We experimented with `fpdf`, but it stumbled on emojis. Likewise, `python-docx` failed with colored headers. We rewired everything to use justified alignment, brand red color, and added social footer links.

After several broken files and one near mid-burnout rant, the moment of glory arrived:

> “Done. Final output saved at: outputs/InsightDoc_xxxxxx.docx”

Victory!

Maiden Run: A Badge of Honor 🏅

Here’s what our very first real-world test run looked like:

That’s it. ₹6 worth of AI magic (less than a chai-sutta 🚬 ☕ break!). Completely reusable.

Here’s a screengrab of the full agent run:

Here’s how the full agent structure looked:

While I caught my breath, we didn’t stop. We pushed ourselves to think about how we would price it and limit usage.

Cost Estimation

Average run = ~25,000–30,000 tokens for a 60–90 minute podcast/video
GPT-4 cost: ~$0.15–$0.20 per run
Infra + storage buffer: $0.05
Total cost per insight: ~$0.25

Pricing Models

Cost-only: ₹25–30/run
Profit mode (10%): ₹30–35/run

We developed a usage logging script, `usage_logger.py`, to track:

Video link
Token count
Cost
File delivered

We considered Razorpay integration, quota limiting via Google Sheets, and even Make.com webhooks. As I sipped my café crème, this weekend project evolved into a tool with a pseudo business plan!

The Local LLM Question

The mentor in me was keeping a watchful eye. Naturally, we asked: what if we ditch the OpenAI API and run our own GPT locally? Can I let my students use this without incurring costs?

We explored models like Mixtral, LLaMA 3, and Mistral 7B. We looked into `llama-cpp`, `vllm`, and GGUF quantizations. The pros included:

✅ Total control
✅ No API cost
✅ Full offline privacy

But there were drawbacks:

❌ 13B models ≈ GPT-3.5 at best
❌ 1 token/sec on CPU = slow
❌ Requires GPUs for practical runs
❌ Setup complexity for non-devs

For now, we’re sticking with OpenAI—but the fork is ready. This solution will go fully local when necessary.

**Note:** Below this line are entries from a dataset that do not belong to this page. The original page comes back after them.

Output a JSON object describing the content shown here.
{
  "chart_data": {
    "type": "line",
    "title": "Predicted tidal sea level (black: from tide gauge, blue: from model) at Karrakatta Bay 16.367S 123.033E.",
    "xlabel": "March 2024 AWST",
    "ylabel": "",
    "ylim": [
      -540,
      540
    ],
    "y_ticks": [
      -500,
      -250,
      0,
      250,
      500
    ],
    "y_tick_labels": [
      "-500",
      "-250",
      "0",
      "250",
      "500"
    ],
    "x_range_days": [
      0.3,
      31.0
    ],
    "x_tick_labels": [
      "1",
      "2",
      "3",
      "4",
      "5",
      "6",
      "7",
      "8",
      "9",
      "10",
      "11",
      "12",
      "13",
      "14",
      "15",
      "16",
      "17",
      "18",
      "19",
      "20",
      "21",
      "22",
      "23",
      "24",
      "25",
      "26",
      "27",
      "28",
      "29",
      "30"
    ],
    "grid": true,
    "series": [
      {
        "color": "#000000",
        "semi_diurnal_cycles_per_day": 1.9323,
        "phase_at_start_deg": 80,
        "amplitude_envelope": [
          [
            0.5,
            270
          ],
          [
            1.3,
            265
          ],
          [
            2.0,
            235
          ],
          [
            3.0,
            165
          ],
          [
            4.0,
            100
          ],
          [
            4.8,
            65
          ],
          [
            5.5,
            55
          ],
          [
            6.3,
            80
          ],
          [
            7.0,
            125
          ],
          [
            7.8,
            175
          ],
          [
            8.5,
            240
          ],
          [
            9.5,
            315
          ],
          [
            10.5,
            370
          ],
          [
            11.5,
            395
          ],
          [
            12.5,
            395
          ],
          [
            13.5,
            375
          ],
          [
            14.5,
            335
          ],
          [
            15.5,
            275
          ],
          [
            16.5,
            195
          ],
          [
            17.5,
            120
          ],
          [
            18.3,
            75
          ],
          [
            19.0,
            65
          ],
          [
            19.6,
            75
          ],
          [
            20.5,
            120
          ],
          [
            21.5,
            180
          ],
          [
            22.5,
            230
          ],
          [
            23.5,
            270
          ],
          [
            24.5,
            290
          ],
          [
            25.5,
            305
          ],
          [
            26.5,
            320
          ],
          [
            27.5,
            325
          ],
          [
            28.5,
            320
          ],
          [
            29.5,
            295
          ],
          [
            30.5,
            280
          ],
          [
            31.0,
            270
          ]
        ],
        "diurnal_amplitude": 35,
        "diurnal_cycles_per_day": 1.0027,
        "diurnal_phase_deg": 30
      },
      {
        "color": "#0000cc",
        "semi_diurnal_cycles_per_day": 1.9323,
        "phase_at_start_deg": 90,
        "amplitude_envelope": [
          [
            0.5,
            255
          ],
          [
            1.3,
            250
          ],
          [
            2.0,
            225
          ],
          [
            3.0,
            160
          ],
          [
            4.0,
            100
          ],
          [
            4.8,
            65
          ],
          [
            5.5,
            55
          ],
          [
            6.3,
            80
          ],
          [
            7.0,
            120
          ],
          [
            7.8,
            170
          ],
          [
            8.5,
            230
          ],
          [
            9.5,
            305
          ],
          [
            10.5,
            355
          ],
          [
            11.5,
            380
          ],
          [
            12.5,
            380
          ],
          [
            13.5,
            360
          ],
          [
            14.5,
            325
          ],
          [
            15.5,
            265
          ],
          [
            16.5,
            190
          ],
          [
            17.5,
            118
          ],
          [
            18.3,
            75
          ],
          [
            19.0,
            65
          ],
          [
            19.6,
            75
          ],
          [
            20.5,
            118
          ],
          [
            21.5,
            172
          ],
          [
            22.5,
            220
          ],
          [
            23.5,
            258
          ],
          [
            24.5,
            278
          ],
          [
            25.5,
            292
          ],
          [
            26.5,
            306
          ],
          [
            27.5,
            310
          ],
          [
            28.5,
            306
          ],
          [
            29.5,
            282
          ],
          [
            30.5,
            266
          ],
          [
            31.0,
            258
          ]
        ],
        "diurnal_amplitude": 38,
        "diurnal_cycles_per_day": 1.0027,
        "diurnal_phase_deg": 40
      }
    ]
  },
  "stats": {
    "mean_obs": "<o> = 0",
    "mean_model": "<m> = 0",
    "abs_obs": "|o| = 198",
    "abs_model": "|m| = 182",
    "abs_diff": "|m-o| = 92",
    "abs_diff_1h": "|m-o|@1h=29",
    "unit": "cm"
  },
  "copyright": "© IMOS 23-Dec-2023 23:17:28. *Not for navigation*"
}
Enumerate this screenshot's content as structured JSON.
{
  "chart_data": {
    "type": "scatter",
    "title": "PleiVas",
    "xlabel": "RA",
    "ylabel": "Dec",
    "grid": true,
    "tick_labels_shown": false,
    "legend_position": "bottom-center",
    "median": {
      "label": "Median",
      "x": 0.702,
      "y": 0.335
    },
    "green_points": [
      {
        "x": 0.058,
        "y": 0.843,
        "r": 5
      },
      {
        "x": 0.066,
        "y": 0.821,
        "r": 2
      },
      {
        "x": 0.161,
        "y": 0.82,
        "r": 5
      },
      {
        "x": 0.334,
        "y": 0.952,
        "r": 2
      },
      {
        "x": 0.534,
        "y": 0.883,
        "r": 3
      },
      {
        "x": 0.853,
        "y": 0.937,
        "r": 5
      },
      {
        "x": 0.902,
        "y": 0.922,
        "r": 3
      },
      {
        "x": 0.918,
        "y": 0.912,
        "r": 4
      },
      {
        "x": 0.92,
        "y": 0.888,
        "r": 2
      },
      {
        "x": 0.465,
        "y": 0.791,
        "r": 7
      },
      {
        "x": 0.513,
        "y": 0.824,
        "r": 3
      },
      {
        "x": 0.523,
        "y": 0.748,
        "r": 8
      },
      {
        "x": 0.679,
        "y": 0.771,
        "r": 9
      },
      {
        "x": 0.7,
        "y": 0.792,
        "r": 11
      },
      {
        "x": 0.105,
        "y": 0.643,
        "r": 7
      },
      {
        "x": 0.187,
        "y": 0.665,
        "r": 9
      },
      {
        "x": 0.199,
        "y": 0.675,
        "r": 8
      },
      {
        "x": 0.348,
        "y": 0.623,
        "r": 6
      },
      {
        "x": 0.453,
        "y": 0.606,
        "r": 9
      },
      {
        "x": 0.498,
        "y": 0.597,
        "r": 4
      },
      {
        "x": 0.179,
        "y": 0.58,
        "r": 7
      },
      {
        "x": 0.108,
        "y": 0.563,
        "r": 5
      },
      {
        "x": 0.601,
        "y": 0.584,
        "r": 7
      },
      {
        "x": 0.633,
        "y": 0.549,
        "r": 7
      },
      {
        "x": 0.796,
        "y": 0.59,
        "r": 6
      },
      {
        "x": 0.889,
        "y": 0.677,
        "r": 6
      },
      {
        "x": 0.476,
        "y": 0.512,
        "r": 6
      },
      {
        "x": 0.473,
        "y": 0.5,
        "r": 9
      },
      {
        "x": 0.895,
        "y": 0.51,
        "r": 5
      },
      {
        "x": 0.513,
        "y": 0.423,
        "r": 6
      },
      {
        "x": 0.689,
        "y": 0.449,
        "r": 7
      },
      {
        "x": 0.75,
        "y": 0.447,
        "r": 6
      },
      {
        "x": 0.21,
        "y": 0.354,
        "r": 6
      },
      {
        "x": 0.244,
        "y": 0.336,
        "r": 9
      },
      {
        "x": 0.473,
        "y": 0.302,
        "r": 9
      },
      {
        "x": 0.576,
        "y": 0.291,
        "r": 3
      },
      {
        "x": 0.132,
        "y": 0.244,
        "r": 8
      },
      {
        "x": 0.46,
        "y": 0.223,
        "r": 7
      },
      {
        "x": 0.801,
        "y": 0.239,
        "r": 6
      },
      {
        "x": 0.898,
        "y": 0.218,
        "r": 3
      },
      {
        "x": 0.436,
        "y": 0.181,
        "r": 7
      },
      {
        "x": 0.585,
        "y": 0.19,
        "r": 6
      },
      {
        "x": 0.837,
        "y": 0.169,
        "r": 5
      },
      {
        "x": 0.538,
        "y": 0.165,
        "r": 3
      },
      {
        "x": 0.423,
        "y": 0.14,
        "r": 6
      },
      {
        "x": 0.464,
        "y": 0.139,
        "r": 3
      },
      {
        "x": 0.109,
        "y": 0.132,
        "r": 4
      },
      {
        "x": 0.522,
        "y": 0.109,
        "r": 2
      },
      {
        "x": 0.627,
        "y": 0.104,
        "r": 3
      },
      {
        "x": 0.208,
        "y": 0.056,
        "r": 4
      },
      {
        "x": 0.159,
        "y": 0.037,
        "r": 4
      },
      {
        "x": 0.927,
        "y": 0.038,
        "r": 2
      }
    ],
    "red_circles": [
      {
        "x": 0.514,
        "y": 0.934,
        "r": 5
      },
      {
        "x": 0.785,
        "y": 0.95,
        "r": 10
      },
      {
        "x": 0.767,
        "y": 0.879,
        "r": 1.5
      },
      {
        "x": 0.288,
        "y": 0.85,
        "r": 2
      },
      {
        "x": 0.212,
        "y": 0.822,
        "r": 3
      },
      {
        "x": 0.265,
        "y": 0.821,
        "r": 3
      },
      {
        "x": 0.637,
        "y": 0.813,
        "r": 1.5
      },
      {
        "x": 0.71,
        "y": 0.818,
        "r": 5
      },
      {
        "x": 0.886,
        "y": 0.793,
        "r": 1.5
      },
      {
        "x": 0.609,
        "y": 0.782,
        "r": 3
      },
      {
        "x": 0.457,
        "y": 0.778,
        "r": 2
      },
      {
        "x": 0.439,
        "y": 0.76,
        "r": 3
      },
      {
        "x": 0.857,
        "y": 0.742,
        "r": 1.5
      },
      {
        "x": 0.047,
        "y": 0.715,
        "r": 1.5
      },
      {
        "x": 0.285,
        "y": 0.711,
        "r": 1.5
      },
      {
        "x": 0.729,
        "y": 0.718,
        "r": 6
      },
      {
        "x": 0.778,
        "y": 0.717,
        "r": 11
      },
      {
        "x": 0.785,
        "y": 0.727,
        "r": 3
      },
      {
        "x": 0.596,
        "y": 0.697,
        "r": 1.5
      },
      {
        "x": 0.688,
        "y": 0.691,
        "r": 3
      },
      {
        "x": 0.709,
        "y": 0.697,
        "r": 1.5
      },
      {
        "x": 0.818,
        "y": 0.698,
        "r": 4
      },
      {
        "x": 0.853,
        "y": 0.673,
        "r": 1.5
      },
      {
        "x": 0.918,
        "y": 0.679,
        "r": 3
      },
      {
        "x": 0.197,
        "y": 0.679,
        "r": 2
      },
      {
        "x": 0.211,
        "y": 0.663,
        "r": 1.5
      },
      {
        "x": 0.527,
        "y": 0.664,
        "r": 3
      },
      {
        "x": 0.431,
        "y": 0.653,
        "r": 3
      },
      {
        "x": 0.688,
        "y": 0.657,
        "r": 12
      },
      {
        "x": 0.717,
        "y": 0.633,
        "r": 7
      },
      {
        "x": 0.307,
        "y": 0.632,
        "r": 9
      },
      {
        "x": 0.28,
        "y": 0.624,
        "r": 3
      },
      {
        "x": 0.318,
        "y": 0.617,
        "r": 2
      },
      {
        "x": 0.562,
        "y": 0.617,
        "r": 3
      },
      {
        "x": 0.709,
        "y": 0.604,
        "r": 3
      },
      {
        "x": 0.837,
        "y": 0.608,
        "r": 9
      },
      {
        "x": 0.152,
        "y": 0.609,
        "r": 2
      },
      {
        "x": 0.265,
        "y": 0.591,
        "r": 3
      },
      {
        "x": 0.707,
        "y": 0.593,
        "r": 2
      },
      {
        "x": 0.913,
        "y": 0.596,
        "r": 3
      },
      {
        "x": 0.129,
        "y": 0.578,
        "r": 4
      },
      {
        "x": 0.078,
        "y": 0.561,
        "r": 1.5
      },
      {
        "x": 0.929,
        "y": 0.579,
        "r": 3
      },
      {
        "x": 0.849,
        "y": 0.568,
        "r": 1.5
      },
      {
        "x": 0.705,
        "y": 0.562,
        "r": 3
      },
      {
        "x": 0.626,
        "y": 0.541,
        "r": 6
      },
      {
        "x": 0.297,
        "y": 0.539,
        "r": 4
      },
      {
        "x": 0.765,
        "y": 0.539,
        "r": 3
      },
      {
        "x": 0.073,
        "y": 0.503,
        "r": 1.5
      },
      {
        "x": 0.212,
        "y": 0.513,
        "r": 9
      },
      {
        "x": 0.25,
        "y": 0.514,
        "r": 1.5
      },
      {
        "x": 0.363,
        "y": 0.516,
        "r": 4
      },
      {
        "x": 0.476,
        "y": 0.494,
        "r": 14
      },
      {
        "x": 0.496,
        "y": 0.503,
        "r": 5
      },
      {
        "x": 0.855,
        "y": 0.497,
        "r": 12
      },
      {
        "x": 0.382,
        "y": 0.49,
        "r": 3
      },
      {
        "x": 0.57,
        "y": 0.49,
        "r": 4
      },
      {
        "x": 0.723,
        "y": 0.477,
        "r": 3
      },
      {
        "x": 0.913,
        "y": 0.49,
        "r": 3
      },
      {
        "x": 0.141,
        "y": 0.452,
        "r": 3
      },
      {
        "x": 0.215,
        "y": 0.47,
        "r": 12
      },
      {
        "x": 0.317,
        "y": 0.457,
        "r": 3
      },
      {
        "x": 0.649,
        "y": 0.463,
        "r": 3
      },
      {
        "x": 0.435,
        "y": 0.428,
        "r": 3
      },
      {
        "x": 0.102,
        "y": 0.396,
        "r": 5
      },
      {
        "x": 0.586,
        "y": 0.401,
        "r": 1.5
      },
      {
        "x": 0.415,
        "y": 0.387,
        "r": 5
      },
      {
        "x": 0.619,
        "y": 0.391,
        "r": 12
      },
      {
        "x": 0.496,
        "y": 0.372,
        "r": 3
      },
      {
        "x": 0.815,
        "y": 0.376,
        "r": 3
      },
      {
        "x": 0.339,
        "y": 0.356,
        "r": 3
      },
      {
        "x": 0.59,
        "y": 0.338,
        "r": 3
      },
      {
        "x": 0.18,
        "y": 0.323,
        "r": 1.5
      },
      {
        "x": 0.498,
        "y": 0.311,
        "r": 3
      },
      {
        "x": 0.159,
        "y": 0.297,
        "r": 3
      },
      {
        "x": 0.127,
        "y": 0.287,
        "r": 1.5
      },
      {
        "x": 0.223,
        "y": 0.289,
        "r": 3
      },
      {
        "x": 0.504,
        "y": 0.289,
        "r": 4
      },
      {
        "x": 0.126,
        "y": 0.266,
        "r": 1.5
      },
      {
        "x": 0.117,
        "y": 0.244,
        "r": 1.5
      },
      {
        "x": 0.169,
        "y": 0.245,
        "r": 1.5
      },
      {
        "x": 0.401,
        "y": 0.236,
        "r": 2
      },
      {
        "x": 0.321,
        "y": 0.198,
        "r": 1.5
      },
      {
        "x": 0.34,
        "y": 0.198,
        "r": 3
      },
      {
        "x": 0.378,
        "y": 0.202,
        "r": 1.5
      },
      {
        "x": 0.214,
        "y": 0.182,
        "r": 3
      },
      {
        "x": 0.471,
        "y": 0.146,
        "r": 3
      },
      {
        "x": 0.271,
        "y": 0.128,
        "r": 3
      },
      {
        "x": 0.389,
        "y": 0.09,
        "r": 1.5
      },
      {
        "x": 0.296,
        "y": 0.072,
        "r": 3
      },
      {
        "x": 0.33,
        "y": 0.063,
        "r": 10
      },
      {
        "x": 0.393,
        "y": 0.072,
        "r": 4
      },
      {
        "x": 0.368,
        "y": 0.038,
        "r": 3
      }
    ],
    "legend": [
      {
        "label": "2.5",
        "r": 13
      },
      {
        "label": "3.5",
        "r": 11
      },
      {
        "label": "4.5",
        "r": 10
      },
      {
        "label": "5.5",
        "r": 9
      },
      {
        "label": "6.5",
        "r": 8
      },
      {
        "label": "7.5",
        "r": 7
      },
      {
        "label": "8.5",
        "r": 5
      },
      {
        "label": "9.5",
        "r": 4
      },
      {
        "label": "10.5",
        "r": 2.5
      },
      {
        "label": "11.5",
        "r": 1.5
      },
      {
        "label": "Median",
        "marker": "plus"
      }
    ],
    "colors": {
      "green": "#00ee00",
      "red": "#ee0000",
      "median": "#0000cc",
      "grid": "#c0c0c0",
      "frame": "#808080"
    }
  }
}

What We Learned (a.k.a. Why You Should Do This Too)

You don’t need a platform to build a product. You need a problem and persistence.
You don’t need a UI to test value. We tested it on CLI and shipped a result.
You don’t need permission. You just need one solved pain.
`.env`
> hardcoded keys. Never going back.
You can go from problem to working agent in three hours. No excuses.

We didn’t build for everyone; we built for ourselves. Consequently, we created something ten times more valuable than another theory-packed blog post.